In healthcare, Austin-based Diligent Robotics is seeing traction with Moxi, a robot that handles non-patient-facing tasks such as delivering supplies, medications and lab samples.
“We’ve found that by solving a very specific problem in a high-need area like healthcare, we can create a sustainable business model,” Diligent Robotics CEO Andrea Thomaz said, adding Moxi has reached product-level profitability.
HUMANOID CHALLENGES
The interest comes as general-purpose humanoids face challenges such as teaching machines to navigate unpredictable environments and developing sophisticated reasoning abilities.
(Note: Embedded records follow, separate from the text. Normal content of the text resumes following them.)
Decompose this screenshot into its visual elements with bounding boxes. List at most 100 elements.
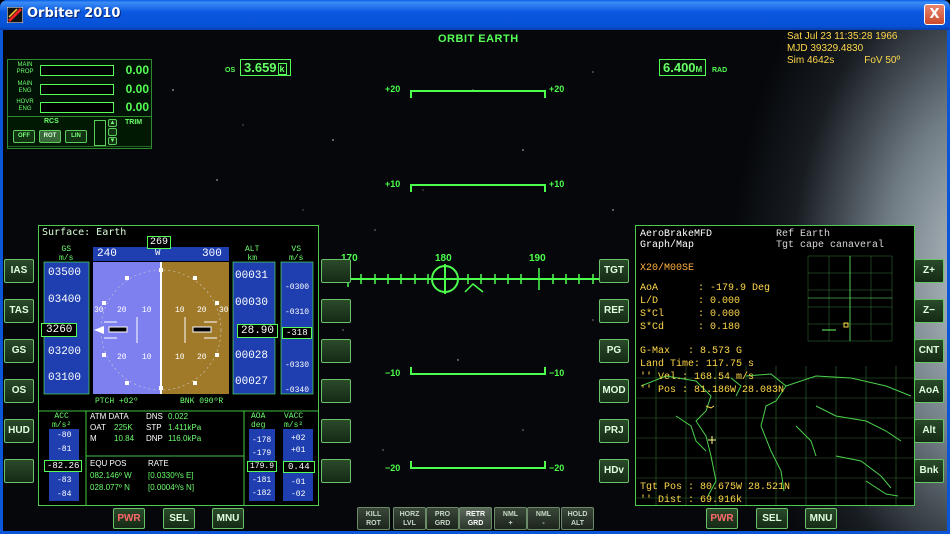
- aoa-button[interactable]: AoA: [914, 379, 944, 403]
- alt-tick-3: 00028: [235, 350, 269, 362]
- close-button[interactable]: X: [924, 4, 945, 25]
- left-mfd-button-r2[interactable]: [321, 299, 351, 323]
- pitch-label-minus20-right: −20: [549, 463, 565, 473]
- pg-button[interactable]: PG: [599, 339, 629, 363]
- adi-label-5: 20: [197, 306, 207, 315]
- ias-button[interactable]: IAS: [4, 259, 34, 283]
- cnt-button[interactable]: CNT: [914, 339, 944, 363]
- tgt-pos-label: Tgt Pos :: [640, 482, 695, 493]
- nav-retrgrd-button[interactable]: RETR GRD: [459, 507, 492, 530]
- alt-tick-1: 00031: [235, 270, 269, 282]
- left-mfd-button-r3[interactable]: [321, 339, 351, 363]
- vacc-tick-3: -01: [291, 478, 306, 487]
- vehicle-name: X20/M00SE: [640, 263, 695, 274]
- gs-tick-2: 03400: [48, 294, 82, 306]
- vacc-tick-1: +02: [291, 434, 306, 443]
- alt-tick-4: 00027: [235, 376, 269, 388]
- simulation-viewport[interactable]: ORBIT EARTH Sat Jul 23 11:35:28 1966 MJD…: [3, 30, 947, 531]
- nav-nml-minus-button[interactable]: NML -: [527, 507, 560, 530]
- acc-tick-2: -81: [57, 445, 72, 454]
- vacc-header: VACC m/s²: [284, 412, 304, 430]
- acc-tick-3: -83: [57, 476, 72, 485]
- adi-label-6: 30: [219, 306, 229, 315]
- aoa-tick-3: -181: [252, 476, 272, 485]
- left-mfd-pwr-button[interactable]: PWR: [113, 508, 145, 529]
- tas-button[interactable]: TAS: [4, 299, 34, 323]
- left-blank-button[interactable]: [4, 459, 34, 483]
- aoa-tick-4: -182: [252, 489, 272, 498]
- pitch-line-plus10: [410, 184, 546, 192]
- adi-label-8: 10: [142, 353, 152, 362]
- tgt-button[interactable]: TGT: [599, 259, 629, 283]
- left-mfd-button-r6[interactable]: [321, 459, 351, 483]
- target-marker: [708, 436, 716, 444]
- gmax-label: G-Max: [640, 346, 671, 357]
- nav-nml-plus-button[interactable]: NML +: [494, 507, 527, 530]
- vacc-tick-4: -02: [291, 490, 306, 499]
- right-mfd-sel-button[interactable]: SEL: [756, 508, 788, 529]
- acc-header: ACC m/s²: [52, 412, 72, 430]
- os-button[interactable]: OS: [4, 379, 34, 403]
- adi-label-9: 10: [175, 353, 185, 362]
- dns-value: 0.022: [168, 412, 189, 421]
- pitch-readout: PTCH +02º: [95, 397, 139, 406]
- gs-button[interactable]: GS: [4, 339, 34, 363]
- rate-label: RATE: [148, 459, 169, 468]
- hdv-button[interactable]: HDv: [599, 459, 629, 483]
- right-mfd-pwr-button[interactable]: PWR: [706, 508, 738, 529]
- nav-holdalt-button[interactable]: HOLD ALT: [561, 507, 594, 530]
- mod-button[interactable]: MOD: [599, 379, 629, 403]
- bank-readout: BNK 090ºR: [180, 397, 224, 406]
- acc-current-value: -82.26: [44, 460, 83, 472]
- ref-button[interactable]: REF: [599, 299, 629, 323]
- bnk-button[interactable]: Bnk: [914, 459, 944, 483]
- left-mfd-button-r1[interactable]: [321, 259, 351, 283]
- aoa-current-value: 179.9: [247, 461, 278, 472]
- aoa-tick-2: -179: [252, 449, 272, 458]
- dist-value: 69.916k: [700, 495, 743, 506]
- nav-horzlvl-button[interactable]: HORZ LVL: [393, 507, 426, 530]
- right-mfd-mnu-button[interactable]: MNU: [805, 508, 837, 529]
- left-mfd-sel-button[interactable]: SEL: [163, 508, 195, 529]
- zoom-in-button[interactable]: Z+: [914, 259, 944, 283]
- aero-params-values: : -179.9 Deg: 0.000: 0.000: 0.180: [698, 283, 771, 333]
- land-time-value: 117.75 s: [706, 359, 755, 370]
- aoa-header: AOA deg: [251, 412, 266, 430]
- pitch-label-minus10-right: −10: [549, 368, 565, 378]
- pos-value: 81.186W 28.083N: [694, 385, 785, 396]
- alt-header: ALT km: [245, 245, 260, 263]
- pitch-line-minus20: [410, 461, 546, 469]
- adi-label-3: 10: [142, 306, 152, 315]
- gs-tick-4: 03100: [48, 372, 82, 384]
- nav-progrd-button[interactable]: PRO GRD: [426, 507, 459, 530]
- pitch-label-minus10-left: −10: [385, 368, 401, 378]
- vacc-tick-2: +01: [291, 446, 306, 455]
- hud-button[interactable]: HUD: [4, 419, 34, 443]
- mach-value: 10.84: [114, 434, 135, 443]
- stp-label: STP: [146, 423, 162, 432]
- aero-ref-tgt: Ref Earth Tgt cape canaveral: [776, 229, 885, 251]
- land-time-label: Land Time:: [640, 359, 701, 370]
- adi-label-1: 30: [94, 306, 104, 315]
- zoom-out-button[interactable]: Z−: [914, 299, 944, 323]
- heading-tick-3: 300: [202, 248, 222, 260]
- alt-button[interactable]: Alt: [914, 419, 944, 443]
- aero-title: AeroBrakeMFD Graph/Map: [640, 229, 713, 251]
- aoa-tick-1: -178: [252, 436, 272, 445]
- equ-lon: 082.146º W: [90, 471, 132, 480]
- acc-tick-4: -84: [57, 490, 72, 499]
- alt-current-value: 28.90: [237, 324, 279, 338]
- vs-header: VS m/s: [289, 245, 304, 263]
- adi-label-2: 20: [117, 306, 127, 315]
- gs-header: GS m/s: [59, 245, 74, 263]
- adi-label-7: 20: [117, 353, 127, 362]
- alt-tick-2: 00030: [235, 297, 269, 309]
- left-mfd-mnu-button[interactable]: MNU: [212, 508, 244, 529]
- pitch-label-plus20-left: +20: [385, 84, 401, 94]
- nav-killrot-button[interactable]: KILL ROT: [357, 507, 390, 530]
- left-mfd-button-r5[interactable]: [321, 419, 351, 443]
- rate-lon: [0.0330º/s E]: [148, 471, 194, 480]
- left-mfd-button-r4[interactable]: [321, 379, 351, 403]
- heading-current-value: 269: [147, 236, 172, 249]
- prj-button[interactable]: PRJ: [599, 419, 629, 443]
Unlike generative AI, which is trained on vast online datasets of text, images and audio, the data available to develop humanoid robots is far more limited. These machines must learn by interacting with the physical world and training on datasets focused on tasks such as stacking boxes.
Firms like Figure AI, which aims to ship 100,000 humanoid robots over the next four years, rely on advanced AI to process real-time sensory data. That means such robots are mostly confined to controlled environments such as car factories.
The cost of humanoids is also far higher than task-specific robots. Components such as cameras and lidar sensors can push manufacturing costs for humanoid robots to between $50,000 and $200,000 per unit, compared with $5,000 to $100,000 for task-specific machines, according to industry executives and a market study by startup Standard Bots.
“(True) general-purpose robots have not really been invented yet,” said Marc Theermann, strategy chief at Boston Dynamics, adding that “if somebody claims that they are commercially finding a general-purpose robot, they are over-promising and they will under-deliver.”
While the company’s Atlas robot has made headlines with viral clips of it leaping, flipping and dancing, Theermann said the value currently lies in targeted designs. Its four-legged robot, Spot, excels in hazardous industrial inspections, a narrow but lucrative niche.
Era Ventures has backed ViaBot, whose autonomous machines manage trash collection in parking lots. Parkway Venture Capital has diversified its bets between Siera AI’s forklift automation and Figure AI’s humanoid ambitions.
“You’ll see a transition where there will be robots built for a task doing something very useful, very cost-effectively,” said Raja Ghawi, Partner at Era Ventures. “And as that gets better, people will realize there is a good reason to have a full humanoid.”